The Elliott School of International Affairs
George Washington University
Email: fosterje@gwu.edu Discipline: Economics Expertise: Health Care Inequalities

Investigator Award
Understanding Health Disparities from an Economic Perspective
Award Year: 2000 Recent discoveries linking income inequality and various health outcome measures have sparked debate among health analysts about this issue, its magnitude, causes, and linkages. Many economists remain skeptical about the importance or validity of this hypothesis. Using perspectives of economic theory, this study increases our understanding of the nature and causes of health inequalities. It provides a conceptual foundation for discussing health disparities; explores the validity of a conceptual framework for the relative income hypothesis; and uses both a relative education hypothesis and a proximate literacy hypothesis to analyze the interplay of other economic variables and health outcomes. The project contributes a new resource on the methods and evidence pertaining to health disparities; provides information about differences in education levels contributing to ill health; and considers how group characteristics affect individual outcomes.

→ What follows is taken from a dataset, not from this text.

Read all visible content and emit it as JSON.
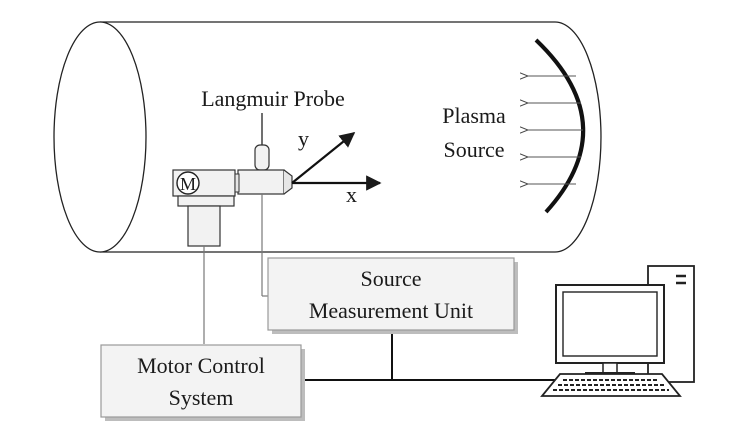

James E. Foster is professor of economics and international affairs at the Elliott School of International Affairs at George Washington University. Previously, he was professor of economics, director of the graduate program in economic development at Vanderbilt University, and senior research fellow in the Vanderbilt Institute of Public Policy Studies. Dr. Foster joined Vanderbilt in 1990 after a decade as a faculty member in the Krannert School of Management at Purdue University. He has held visiting positions at Cornell and the University of Essex (England) and spent a research leave at Cornell and NYU. He is a core member of the MacArthur Foundation's Network on Inequality and Poverty in a Broader Perspective. Dr. Foster's main research interests are mainly in microeconomics, with special emphasis on measurement issues related to the distribution of income and well-being. Work includes papers on: measuring health inequality (with R A. Allison), measuring literacy (with Kaushik Basu), group identity and inequality (with Ravi Kanbur), comparing investment projects (with Tapan Mitra), and decomposable inequality measures (with Artyom Shneerov).